恒之瀾怒極反笑,冷聲道:“你說的也對,現在的你我都是陌生人,彼此並不熟悉。所以什麽前塵往事都忘了吧,以後你走你的陽關道,我過我的獨木橋,咱倆互不幹涉。”
“瀾瀾,瀾瀾我錯了,我真的錯了!”唐煜可是領教過無數次他們家瀾瀾的倔脾氣的,自己嘴賤一次絕對是要付出代價。以前是苦肉計跪青石板,如今怕是這招不靈了。“瀾瀾你還不知道我這張嘴,我……哎呀,你打我吧?好不好?打我一頓!反正我不走,不管是前世還是今生,就算陌生人如何?既然我想起來了,那就絕對沒有放手的理由了!瀾瀾,你別生氣了,你身體……呃,你身體雖然現在看上去很好,但是也不能隨便糟蹋啊。”

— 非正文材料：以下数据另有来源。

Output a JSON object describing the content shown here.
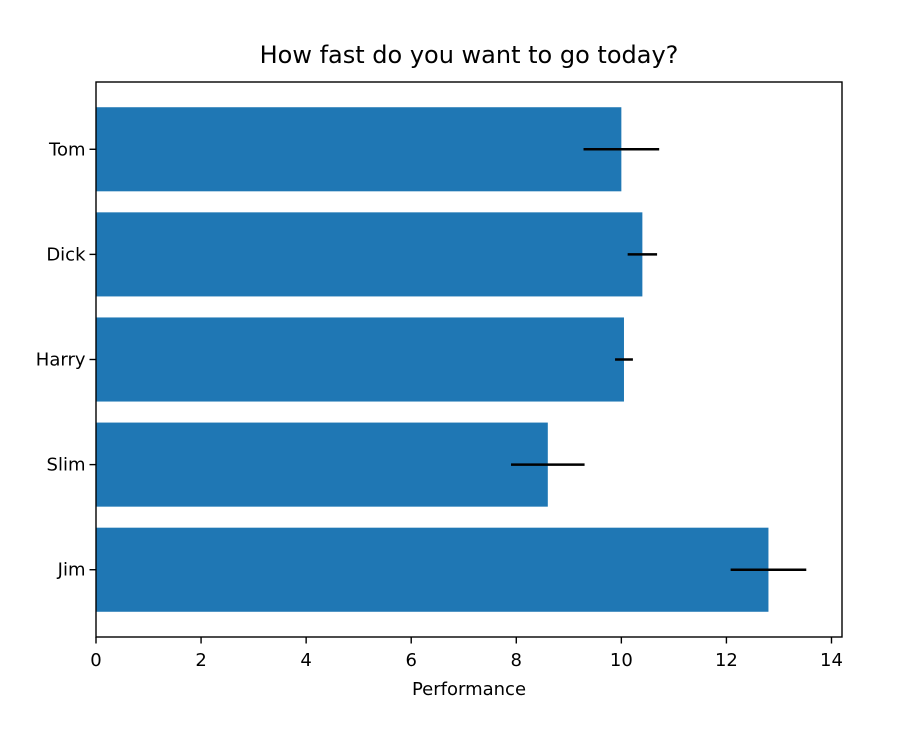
{
  "chart_data": {
    "type": "bar",
    "orientation": "horizontal",
    "title": "How fast do you want to go today?",
    "xlabel": "Performance",
    "ylabel": "",
    "categories": [
      "Tom",
      "Dick",
      "Harry",
      "Slim",
      "Jim"
    ],
    "series": [
      {
        "name": "Performance",
        "values": [
          10.0,
          10.4,
          10.05,
          8.6,
          12.8
        ],
        "errors": [
          0.72,
          0.28,
          0.17,
          0.7,
          0.72
        ]
      }
    ],
    "xlim": [
      0,
      14.2
    ],
    "xticks": [
      0,
      2,
      4,
      6,
      8,
      10,
      12,
      14
    ],
    "grid": false,
    "legend": "none",
    "colors": {
      "bar": "#1f77b4",
      "error_bar": "#000000",
      "axes": "#000000",
      "text": "#000000",
      "background": "#ffffff"
    }
  }
}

“別,我跟你的身份向來是雲泥之別,不管是之前還是現在。如今就這麽斷了也好,你堂堂一個唐氏的少爺,怕是我這個小小的拍照的配不上你。”恒之瀾被他氣的腦袋嗡嗡的響,差一點真的撲上去把人揍一頓了。要知道他這一世身體好的不要不要的,拳腳估計也比這種養尊處優的大少爺強多了。
“大不了這輩子我也嫁給你。”唐煜也完全繼承了之前追媳婦沒臉沒皮的樣子,“反正唐氏有我大哥了,我就是個混日子的。以後收養個小孩兒,讓他喊你爸,喊我媽。”
恒之瀾張了半天嘴,愣是不知道該說什麽才好。在口才上他向來是弱勢,哪裏說得過油嘴滑舌的逍遙王!